In picture: Acting Attorney General ʻAminiasi Kefu (left) and Deputy Prime Minister Hon Siaosi Sovaleni.


Tonga’s Attorney General Office has denied accusations that the new Communications Law breaches citizens’ rights to free speech and privacy.

The new law will give the Ministry of Communication the right to tell communication companies in Tonga to filter their customers’ internet to prevent children from accessing sexual images.

Customers could tell communication companies to remove the filter if they felt their house was safe and contained no children, Deputy Prime Minister Hon Siaosi Sovaleni told the House.

However the Attorney General’s Office was responding this week  to allegations raised in the media that the new law would breach Tongan citizen’s legal rights to freedom of expression and the right to privacy.

The Office said freedom of expression and the rights to protect privacy were protected under existing communication laws and clause seven of the kingdom’s 1875 constitution.

It said these rights could only be removed if the courts so decide after considering an application from a legal authority.

The Attorney General has stressed that the Communication Law (2015) and the existing communication acts do not affect their freedom of speech and right to privacy.

The Attorney General’s office said it was collating information for the new laws which was recently passed by Parliament before being presented to the king for His signature.

After the king signs the law the government will announce when the new communication law will be made effective.

The new communication law

The Deputy Prime Minister, Hon. Siaosi Sovaleni, who is also the Minister of Communication told the House the new communication law was an updated version of the Communication Law (2000).

He said the new law only proposed giving the power to block websites that might threaten children and adults.

Sections 100-103 of the new Communication Law deals with educational content, national security and political and controversial content.

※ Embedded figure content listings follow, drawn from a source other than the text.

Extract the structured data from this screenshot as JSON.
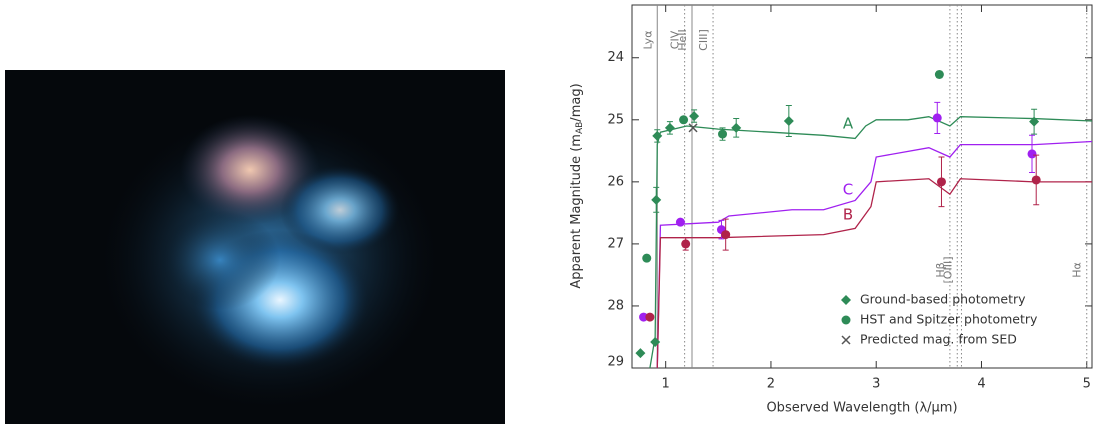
{
  "chart_data": {
    "type": "line",
    "xlabel": "Observed Wavelength (λ/μm)",
    "ylabel": [
      "Apparent Magnitude (m",
      "AB",
      "/mag)"
    ],
    "xlim": [
      0.68,
      5.05
    ],
    "ylim": [
      29,
      23.15
    ],
    "xticks": [
      1,
      2,
      3,
      4,
      5
    ],
    "yticks": [
      24,
      25,
      26,
      27,
      28,
      29
    ],
    "legend": "lower right",
    "series": [
      {
        "name": "A",
        "color": "#2e8b57",
        "x": [
          0.85,
          0.9,
          0.92,
          0.95,
          1.2,
          1.5,
          2.0,
          2.5,
          2.8,
          2.9,
          3.0,
          3.3,
          3.5,
          3.7,
          3.8,
          4.5,
          5.05
        ],
        "values": [
          29,
          28.5,
          25.4,
          25.2,
          25.1,
          25.15,
          25.2,
          25.25,
          25.3,
          25.1,
          25.0,
          25.0,
          24.95,
          25.1,
          24.95,
          24.98,
          25.02
        ]
      },
      {
        "name": "C",
        "color": "#a020f0",
        "x": [
          0.92,
          0.95,
          1.5,
          1.6,
          2.2,
          2.5,
          2.8,
          2.95,
          3.0,
          3.5,
          3.7,
          3.8,
          4.5,
          5.05
        ],
        "values": [
          29,
          26.7,
          26.65,
          26.55,
          26.45,
          26.45,
          26.3,
          26.0,
          25.6,
          25.45,
          25.6,
          25.4,
          25.4,
          25.35
        ]
      },
      {
        "name": "B",
        "color": "#b0234a",
        "x": [
          0.92,
          0.95,
          1.5,
          2.5,
          2.8,
          2.95,
          3.0,
          3.5,
          3.7,
          3.8,
          4.5,
          5.05
        ],
        "values": [
          29,
          26.9,
          26.9,
          26.85,
          26.75,
          26.4,
          26.0,
          25.95,
          26.2,
          25.95,
          26.0,
          26.0
        ]
      }
    ],
    "points": [
      {
        "name": "Ground-based photometry",
        "marker": "diamond",
        "color": "#2e8b57",
        "x": [
          0.91,
          0.92,
          1.04,
          1.27,
          1.67,
          2.17,
          4.5,
          0.76,
          0.9
        ],
        "values": [
          26.29,
          25.26,
          25.13,
          24.94,
          25.13,
          25.02,
          25.03,
          28.76,
          28.58
        ],
        "errors": [
          0.2,
          0.1,
          0.1,
          0.1,
          0.15,
          0.25,
          0.2,
          null,
          null
        ]
      },
      {
        "name": "HST and Spitzer photometry",
        "marker": "circle",
        "color": "#2e8b57",
        "x": [
          1.17,
          1.54,
          3.6,
          0.82
        ],
        "values": [
          25.0,
          25.23,
          24.27,
          27.23
        ],
        "errors": [
          null,
          0.1,
          0.05,
          null
        ]
      },
      {
        "name": "Predicted mag. from SED",
        "marker": "cross",
        "color": "#555555",
        "x": [
          1.26
        ],
        "values": [
          25.13
        ],
        "errors": [
          null
        ]
      },
      {
        "marker": "circle",
        "color": "#a020f0",
        "x": [
          1.14,
          1.53,
          3.58,
          4.48,
          0.79
        ],
        "values": [
          26.65,
          26.77,
          24.97,
          25.55,
          28.18
        ],
        "errors": [
          null,
          0.15,
          0.25,
          0.3,
          null
        ]
      },
      {
        "marker": "circle",
        "color": "#b0234a",
        "x": [
          1.19,
          1.57,
          3.62,
          4.52,
          0.85
        ],
        "values": [
          27.0,
          26.85,
          26.0,
          25.97,
          28.18
        ],
        "errors": [
          0.1,
          0.25,
          0.4,
          0.4,
          null
        ]
      }
    ],
    "spectral_lines": [
      {
        "label": "Lyα",
        "x": [
          0.92
        ],
        "style": "solid"
      },
      {
        "label": "CIV",
        "x": [
          1.18
        ],
        "style": "dotted"
      },
      {
        "label": "HeII",
        "x": [
          1.25
        ],
        "style": "solid"
      },
      {
        "label": "CIII]",
        "x": [
          1.45
        ],
        "style": "dotted"
      },
      {
        "label": "Hβ",
        "x": [
          3.7
        ],
        "style": "dotted"
      },
      {
        "label": "[OIII]",
        "x": [
          3.77,
          3.81
        ],
        "style": "dotted"
      },
      {
        "label": "Hα",
        "x": [
          5.0
        ],
        "style": "dotted"
      }
    ]
  }
}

They deal with how the king and the government can grant applications to access material for educational use. These sections are in the current communication regulations as sections 82-84.

Hon. Sovaleni said the new law gave the Ministry the power to order communication companies to install filters which block websites containing sexual images. This is being done to protect children from pornography.

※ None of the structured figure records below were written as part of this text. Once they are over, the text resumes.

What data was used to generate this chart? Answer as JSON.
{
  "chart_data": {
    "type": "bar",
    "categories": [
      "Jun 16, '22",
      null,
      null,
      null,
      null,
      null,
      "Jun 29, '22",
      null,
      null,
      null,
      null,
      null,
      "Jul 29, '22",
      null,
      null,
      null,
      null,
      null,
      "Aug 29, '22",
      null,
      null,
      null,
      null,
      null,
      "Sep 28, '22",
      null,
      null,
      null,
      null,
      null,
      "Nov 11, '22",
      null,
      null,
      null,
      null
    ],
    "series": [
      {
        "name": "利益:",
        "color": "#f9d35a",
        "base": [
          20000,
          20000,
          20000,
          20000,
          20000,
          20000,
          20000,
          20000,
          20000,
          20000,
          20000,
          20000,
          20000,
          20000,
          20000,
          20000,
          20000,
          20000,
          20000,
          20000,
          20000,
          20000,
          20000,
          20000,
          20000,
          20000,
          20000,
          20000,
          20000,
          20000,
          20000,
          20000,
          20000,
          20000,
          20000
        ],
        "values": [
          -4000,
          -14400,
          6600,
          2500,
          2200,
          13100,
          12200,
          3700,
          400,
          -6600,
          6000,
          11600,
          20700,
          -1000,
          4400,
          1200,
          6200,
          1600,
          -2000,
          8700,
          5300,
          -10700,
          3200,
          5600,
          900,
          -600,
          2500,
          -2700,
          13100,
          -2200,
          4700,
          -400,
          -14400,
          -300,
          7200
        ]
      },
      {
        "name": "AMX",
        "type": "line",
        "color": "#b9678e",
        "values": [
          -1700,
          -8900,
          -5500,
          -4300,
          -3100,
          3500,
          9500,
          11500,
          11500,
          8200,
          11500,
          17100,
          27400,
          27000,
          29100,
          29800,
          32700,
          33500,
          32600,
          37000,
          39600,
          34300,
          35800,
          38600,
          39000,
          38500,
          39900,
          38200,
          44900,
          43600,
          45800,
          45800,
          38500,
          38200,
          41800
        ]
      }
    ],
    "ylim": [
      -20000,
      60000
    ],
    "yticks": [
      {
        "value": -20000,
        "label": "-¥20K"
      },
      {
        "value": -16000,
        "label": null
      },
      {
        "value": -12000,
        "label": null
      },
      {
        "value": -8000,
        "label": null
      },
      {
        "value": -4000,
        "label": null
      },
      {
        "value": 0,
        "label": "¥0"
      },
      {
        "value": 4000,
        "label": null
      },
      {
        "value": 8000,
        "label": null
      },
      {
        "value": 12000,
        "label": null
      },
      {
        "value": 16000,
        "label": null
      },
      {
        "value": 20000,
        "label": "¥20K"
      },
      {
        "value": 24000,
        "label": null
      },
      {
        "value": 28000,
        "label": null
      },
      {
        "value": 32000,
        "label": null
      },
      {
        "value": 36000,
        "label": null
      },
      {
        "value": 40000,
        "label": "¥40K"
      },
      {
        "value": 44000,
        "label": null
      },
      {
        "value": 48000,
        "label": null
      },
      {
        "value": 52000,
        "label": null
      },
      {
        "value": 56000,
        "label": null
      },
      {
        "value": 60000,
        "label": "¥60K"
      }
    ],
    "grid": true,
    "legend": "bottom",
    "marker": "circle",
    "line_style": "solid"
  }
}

Hon. Sovaleni said if Tongan Telecommunications and Digicel had this authority they would install mandatory filtering on their customers’ internet, but with certain terms and conditions.

He said the new law stipulated the ages of customers to whom communication companies can give internet access.

Hon. Sovaleni told the House the new law would give power to the Ministry and communication companies the right to take down websites if people complained they were a threat to security.

The main points

  • Tonga’s Attorney General Office has denied accusations that the new Communications Law breaches citizens’ rights to free speech and privacy.
  • The new law will give the Ministry of Communication the right to tell communication companies in Tonga to filter their customers’ internet to prevent children from accessing sexual images.
  • The Attorney General’s Office was responding to allegations raised in the media that the new law would breach Tongan citizen’s rights to freedom of expression and right to privacy.
  • The Office said freedom of expression and the rights to protect privacy were protected under existing communication laws and clause seven of the kingdom’s 1875 constitution.